Verizon Wireless will expand its LTE network to more than 175 cities by the end of this year, the company revealed at the International Consumer Electronics Show that has also seen aggressive network plans by AT&T and T-Mobile USA.
The LTE (Long Term Evolution) network went live for commercial service last month and is now in 38 markets, reaching about one-third of the U.S. population, Chief Technology Officer Tony Melone told an audience at the trade show on Thursday. After adding the roughly 140 markets this year, Verizon will double its reach within 18 months of launch, reaching 200 million people, and will cover its entire national footprint with the new technology within 36 months, Melone said. (See Melone talk about the network plans on YouTube.)
The network news was somewhat overshadowed by Verizon’s unveiling of 10 separate LTE devices, including smartphones, tablets, laptops and portable Wi-Fi hubs, that will go on sale within the next few months. But amid the deluge of cool hardware at CES, mobile operators have also been revealing newly aggressive plans for the networks that will link subscribers’ new gear to the Internet.
On Wednesday, AT&T laid out a faster deployment schedule for its LTE network, saying it would launch services in the middle of this year and finish the rollout by the end of 2013. The carrier also began referring to its existing HSPA+ infrastructure as 4G, citing downstream HSPA+ speeds of 6M bps (bits per second), comparable to LTE performance. The LTE network will be even faster, the carrier said.
T-Mobile, the first U.S. operator to promote its HSPA+ network as 4G, said it would double the top speed of its own network this year by introducing a version of HSPA+ with a theoretical maximum speed of 42M bps downstream. (The carrier says its current network gives an average of 5M bps downstream to smartphones and 12M bps to laptop dongles.) The new technology should reach about 140 million people in 25 metropolitan areas this year, the carrier said. T-Mobile also said it would be upgrading the backhaul connections that link its base stations to the Internet, which is necessary to complete a fast Internet connection.
Sprint Nextel, which uses the WiMax network of its partner Clearwire for 4G, did not lay out any accelerated deployment plans for its infrastructure, which currently reaches nearly 120 million people. Clearwire, which is majority owned by Sprint, has been struggling to conserve cash and raise the funds for the next phase of its expansion. But on Thursday, Clearwire did release a brief video on results from its tests of LTE in Phoenix. Showing off its massive radio spectrum holdings, Clearwire demonstrated that it could deliver as much as 90M bps downstream and more than 30M bps upstream on an LTE network using one 20MHz channel downstream and another 20MHz channel upstream. That is much more spectrum than any other U.S. carrier is using today.
Clearwire advertises downstream speeds of between 3M bps and 6M bps downstream, with bursts of speed over 10M bps.

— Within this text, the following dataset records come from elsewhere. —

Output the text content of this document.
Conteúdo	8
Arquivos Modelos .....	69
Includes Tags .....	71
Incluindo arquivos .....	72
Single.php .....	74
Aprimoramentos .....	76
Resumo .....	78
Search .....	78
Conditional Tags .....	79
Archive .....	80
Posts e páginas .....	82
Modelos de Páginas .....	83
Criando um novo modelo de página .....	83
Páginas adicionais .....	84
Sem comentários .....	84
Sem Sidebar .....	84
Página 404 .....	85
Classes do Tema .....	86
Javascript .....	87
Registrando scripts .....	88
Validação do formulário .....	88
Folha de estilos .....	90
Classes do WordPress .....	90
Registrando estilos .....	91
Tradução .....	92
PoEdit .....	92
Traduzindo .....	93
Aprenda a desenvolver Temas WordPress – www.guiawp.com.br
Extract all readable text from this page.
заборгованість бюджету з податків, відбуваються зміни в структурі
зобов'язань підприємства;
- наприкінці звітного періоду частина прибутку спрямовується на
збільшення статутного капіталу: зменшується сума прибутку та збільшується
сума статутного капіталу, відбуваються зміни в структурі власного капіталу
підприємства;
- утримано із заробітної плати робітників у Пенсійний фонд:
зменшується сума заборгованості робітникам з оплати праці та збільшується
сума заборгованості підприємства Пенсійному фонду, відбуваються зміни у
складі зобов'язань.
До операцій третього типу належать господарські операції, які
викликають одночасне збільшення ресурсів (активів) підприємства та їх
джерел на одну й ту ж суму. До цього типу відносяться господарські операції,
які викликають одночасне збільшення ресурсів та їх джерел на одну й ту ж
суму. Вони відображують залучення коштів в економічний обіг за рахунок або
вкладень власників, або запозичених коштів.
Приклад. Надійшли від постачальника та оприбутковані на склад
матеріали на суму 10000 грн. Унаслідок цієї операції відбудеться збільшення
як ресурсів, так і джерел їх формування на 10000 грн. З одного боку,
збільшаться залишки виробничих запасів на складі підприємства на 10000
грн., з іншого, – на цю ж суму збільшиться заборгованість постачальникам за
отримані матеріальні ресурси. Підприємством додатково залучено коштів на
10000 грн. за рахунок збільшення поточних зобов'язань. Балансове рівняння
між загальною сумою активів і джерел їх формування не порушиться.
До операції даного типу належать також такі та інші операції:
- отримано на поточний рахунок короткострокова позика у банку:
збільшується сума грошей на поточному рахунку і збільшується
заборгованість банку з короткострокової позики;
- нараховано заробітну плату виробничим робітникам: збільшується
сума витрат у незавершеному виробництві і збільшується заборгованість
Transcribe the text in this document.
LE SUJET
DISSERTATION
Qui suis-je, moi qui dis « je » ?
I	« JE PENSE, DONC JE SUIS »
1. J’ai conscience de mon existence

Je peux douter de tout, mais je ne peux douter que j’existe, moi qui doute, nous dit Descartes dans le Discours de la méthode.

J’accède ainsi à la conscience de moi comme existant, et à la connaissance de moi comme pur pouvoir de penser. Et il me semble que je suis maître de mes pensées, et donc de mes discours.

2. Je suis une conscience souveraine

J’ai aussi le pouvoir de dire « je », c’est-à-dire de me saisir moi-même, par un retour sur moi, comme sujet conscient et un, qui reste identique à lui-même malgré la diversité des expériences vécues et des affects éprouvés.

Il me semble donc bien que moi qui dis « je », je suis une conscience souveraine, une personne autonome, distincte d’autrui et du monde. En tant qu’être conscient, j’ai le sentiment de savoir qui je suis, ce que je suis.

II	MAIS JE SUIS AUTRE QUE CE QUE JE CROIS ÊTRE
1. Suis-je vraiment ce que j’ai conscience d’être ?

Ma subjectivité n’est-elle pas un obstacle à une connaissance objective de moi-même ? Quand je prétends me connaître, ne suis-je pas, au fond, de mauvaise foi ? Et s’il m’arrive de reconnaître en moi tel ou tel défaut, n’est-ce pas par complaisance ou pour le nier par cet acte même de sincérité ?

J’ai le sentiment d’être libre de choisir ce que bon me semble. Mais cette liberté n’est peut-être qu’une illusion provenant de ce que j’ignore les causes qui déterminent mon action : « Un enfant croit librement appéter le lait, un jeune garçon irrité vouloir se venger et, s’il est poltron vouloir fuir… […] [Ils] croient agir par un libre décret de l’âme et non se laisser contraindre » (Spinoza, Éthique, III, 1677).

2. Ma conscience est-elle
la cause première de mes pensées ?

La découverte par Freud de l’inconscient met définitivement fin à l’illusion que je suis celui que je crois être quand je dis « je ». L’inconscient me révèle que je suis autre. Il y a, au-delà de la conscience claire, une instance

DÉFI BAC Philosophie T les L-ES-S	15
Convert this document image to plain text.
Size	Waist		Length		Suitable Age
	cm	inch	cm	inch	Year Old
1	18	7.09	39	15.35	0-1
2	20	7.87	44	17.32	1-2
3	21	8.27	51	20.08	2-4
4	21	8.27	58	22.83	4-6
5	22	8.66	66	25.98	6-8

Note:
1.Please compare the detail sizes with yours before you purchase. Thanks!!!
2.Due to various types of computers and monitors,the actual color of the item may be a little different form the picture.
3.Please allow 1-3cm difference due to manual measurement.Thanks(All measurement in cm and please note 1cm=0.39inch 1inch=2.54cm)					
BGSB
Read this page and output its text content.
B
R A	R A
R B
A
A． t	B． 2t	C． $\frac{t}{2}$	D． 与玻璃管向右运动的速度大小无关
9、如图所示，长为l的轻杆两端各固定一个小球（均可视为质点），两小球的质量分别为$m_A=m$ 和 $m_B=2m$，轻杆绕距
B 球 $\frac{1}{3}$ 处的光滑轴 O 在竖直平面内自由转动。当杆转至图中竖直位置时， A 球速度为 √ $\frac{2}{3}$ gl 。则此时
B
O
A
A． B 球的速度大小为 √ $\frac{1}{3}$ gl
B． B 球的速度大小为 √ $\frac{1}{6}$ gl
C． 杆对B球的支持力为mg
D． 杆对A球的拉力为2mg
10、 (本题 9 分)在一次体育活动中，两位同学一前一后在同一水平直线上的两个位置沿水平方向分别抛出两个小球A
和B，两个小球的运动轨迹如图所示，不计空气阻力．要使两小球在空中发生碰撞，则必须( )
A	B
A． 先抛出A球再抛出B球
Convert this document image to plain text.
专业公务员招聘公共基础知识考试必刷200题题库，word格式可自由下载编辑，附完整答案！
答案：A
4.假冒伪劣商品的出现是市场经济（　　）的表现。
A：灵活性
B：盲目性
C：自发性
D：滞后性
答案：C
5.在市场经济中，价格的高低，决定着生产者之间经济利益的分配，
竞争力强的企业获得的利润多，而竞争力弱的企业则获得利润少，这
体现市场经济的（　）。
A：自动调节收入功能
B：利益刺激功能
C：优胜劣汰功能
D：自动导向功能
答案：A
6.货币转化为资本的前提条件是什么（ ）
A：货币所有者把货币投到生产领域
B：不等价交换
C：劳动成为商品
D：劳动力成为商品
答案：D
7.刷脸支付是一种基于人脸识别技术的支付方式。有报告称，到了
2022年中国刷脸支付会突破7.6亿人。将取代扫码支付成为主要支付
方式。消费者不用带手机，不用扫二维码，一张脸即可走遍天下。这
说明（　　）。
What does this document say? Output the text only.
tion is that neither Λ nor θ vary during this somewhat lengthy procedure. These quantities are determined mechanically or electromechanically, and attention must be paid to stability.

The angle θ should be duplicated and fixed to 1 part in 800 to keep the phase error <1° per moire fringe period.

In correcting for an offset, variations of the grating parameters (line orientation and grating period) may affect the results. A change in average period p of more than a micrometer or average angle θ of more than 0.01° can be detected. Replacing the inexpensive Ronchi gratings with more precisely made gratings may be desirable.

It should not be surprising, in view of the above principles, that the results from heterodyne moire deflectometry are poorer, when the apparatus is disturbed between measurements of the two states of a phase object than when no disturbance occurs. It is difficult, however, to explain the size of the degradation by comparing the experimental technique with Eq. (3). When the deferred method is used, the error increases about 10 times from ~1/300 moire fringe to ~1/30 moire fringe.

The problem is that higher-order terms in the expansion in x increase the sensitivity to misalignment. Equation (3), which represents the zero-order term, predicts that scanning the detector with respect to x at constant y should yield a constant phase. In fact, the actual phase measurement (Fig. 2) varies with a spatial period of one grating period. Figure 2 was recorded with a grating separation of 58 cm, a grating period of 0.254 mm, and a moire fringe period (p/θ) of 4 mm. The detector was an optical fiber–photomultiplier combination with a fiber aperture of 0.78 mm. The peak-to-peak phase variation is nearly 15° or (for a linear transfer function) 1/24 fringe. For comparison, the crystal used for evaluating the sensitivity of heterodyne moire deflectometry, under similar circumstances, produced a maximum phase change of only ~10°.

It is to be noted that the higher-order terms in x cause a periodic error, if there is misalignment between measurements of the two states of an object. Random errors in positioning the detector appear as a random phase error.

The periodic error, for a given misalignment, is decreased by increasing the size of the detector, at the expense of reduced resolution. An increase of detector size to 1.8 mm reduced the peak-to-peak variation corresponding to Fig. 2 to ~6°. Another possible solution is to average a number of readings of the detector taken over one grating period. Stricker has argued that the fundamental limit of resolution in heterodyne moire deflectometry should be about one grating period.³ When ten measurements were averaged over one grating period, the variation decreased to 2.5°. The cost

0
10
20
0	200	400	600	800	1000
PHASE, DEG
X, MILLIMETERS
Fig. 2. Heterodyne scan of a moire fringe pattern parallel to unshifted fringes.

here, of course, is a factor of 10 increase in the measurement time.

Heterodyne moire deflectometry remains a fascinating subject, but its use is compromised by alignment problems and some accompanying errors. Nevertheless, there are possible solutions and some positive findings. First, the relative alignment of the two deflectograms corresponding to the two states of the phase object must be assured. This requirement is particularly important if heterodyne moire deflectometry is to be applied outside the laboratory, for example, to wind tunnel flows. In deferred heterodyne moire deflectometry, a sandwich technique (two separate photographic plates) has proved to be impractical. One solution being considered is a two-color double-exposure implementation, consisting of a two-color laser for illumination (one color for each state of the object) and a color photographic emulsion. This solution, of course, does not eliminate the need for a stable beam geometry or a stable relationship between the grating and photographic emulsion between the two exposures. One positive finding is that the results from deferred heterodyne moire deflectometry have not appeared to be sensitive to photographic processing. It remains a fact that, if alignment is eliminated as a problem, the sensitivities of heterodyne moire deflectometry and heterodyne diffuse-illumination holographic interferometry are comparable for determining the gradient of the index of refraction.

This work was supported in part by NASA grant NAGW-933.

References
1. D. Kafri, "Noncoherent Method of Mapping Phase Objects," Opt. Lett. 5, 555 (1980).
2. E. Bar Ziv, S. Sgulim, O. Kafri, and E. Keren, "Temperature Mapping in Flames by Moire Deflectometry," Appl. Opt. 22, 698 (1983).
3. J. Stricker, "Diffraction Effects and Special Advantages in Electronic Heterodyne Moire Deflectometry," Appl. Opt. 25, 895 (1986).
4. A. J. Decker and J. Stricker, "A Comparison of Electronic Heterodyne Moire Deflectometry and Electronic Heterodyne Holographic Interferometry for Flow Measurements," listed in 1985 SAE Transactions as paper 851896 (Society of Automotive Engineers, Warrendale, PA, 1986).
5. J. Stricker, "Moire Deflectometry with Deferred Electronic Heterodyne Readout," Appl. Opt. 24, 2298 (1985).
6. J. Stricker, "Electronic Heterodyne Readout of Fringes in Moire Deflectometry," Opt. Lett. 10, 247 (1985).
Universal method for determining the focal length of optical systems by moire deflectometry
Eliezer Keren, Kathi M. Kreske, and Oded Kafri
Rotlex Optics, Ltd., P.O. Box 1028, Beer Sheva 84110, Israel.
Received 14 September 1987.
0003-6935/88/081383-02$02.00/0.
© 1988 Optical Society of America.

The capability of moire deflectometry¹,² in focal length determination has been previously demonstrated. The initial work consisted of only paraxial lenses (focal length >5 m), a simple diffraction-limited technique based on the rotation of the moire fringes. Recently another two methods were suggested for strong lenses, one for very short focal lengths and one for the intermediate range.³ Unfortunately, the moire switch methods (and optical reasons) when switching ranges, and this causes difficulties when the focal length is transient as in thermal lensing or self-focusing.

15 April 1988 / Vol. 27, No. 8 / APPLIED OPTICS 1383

Verizon’s Melone said real-world results have proven out his company’s claims of between 5M bps and 12M bps downstream on LTE. Even on the edge of a cell, users are getting between 1M bps and 3M bps downstream, he said. The new technology has also cut by half the latency, or delay, in a connection when compared with 3G, he said. LTE users are getting latency of about 30 milliseconds, Melone said.
Network performance claims are becoming a key metric in carrier competition in the U.S., where there are few new subscribers to be found, said analyst Jack Gold of J.Gold Associates.
“The U.S. market is mostly saturated. It only grows if they can give people a reason to buy another phone … or to get another connection for a tablet or some other, similar device,” Gold said.
Early adopters — though perhaps millions of them — will continue to dominate the market for new 4G devices through this year, Gold believes. But eventually, the average consumer will probably embrace the idea of multiple wireless devices with multiple data plans, he said.
“I think it will happen, but I think it will happen more gradually than most people think,” Gold said.